Kişisel (Mantıksal zeka) zekâ (IQ), yanında ayrıca kişinin duygusal zekası (EQ), ruhsal zekası (SQ), yaratıcı zekası (CQ) da önemlidir. Tabi zekâ türleri bununla sınırlı değildir. Daha bir çok zekâ türü bulunmaktadır. Ama en çok karşımıza çıkan ve bize daha çok gerekli olan bu dört zekâ türleridir.
IQ, akademik bir zekâ türüdür. IQ’su yüksek olan kişiler, sayısal konularda daha başarılı olurlar.
EQ, duygusal zekâ demektir ve kişinin sosyal ilişkilerinin değerlendirilmesini içermektedir. EQ’su yüksek olan kişiler, sözel konularda daha başarılı olurlar.
SQ, ruhsal zekâ demektir ve kişinin içinde olan ruhsal denge olduğu söylenebilir. SQ için, IQ ve EQ’nun toplamı da denilebilir. Çünkü ruhsal dengeyi sağlamak için sayısal ve sözel zekânın düzenli ve dengede olması gerekir.
Sorunlar karşısında cevap ararken IQ, EQ ve SQ’muzu kullanırız.
Bir diğer zekâ türü de CQ, yani yaratıcı zekâdır. Kişinin merak düzeyini ifade eder. CQ düzeyi yüksek olan insanlar, daha sorgulayıcı ve yeni deneyimlere açık olurlar.
Kaç tür Q (Quotient = Bölüm) olursa olsun; önemli olan, bahsetmiş olduğum zekâ türlerinde (Q’larda) kendimizi geliştirebilmemizdir. Unutmayalım kullanılan özeliklerimiz artar, kullanılmayan özelliklerimiz azalır.

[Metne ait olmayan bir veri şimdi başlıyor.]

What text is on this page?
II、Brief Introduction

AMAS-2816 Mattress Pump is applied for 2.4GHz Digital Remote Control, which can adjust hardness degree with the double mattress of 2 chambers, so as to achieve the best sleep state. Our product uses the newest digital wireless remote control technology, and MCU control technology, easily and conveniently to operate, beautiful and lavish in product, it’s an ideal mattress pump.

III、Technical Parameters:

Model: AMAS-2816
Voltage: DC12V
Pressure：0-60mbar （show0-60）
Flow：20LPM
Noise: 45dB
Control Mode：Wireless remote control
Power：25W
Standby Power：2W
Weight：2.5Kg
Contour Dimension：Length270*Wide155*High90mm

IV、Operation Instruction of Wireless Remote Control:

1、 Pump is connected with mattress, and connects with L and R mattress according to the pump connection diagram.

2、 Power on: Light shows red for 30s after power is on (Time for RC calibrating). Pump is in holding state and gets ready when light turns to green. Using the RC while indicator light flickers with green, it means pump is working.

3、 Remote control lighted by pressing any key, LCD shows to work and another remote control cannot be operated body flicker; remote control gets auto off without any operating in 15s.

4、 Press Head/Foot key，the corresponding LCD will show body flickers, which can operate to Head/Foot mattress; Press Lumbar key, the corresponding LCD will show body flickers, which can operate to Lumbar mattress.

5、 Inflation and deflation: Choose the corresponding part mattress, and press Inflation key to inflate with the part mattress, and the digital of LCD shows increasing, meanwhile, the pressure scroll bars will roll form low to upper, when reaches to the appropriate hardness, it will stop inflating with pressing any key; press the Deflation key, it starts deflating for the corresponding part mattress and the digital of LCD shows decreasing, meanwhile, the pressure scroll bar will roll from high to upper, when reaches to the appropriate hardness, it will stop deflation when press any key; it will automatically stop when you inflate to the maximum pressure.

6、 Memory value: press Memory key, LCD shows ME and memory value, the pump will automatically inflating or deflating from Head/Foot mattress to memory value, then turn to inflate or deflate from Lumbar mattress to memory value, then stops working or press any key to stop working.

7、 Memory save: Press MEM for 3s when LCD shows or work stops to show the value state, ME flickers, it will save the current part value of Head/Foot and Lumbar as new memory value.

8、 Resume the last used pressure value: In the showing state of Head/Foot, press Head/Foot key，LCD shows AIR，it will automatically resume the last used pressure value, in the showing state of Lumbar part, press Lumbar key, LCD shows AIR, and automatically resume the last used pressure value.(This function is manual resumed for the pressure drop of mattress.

Dolayısıyla, öğrencilerimizi sadece tek bir zekâ türüne göre değerlendirmek doğru olmayacaktır. Bir öğrenci sayısal derslerde daha başarılı olurken bir diğer öğrenci ise sözel derslerde daha başarılı olabilir. Hem sayısal hem de sözel derslerde başarılı olan öğrenciler de vardır elbette. Ancak bazı çocuklarımız da vardır ki hem sayısal derslerde hem de sözel derslerde yeterli başarıyı gösteremeyip orta düzeyde bir başarıda olabilir ve bu durumda olup da sosyal ve/veya yaratıcı zekâ anlamında daha iyi durumda olan çocuklarımız da vardır”diye konuştu.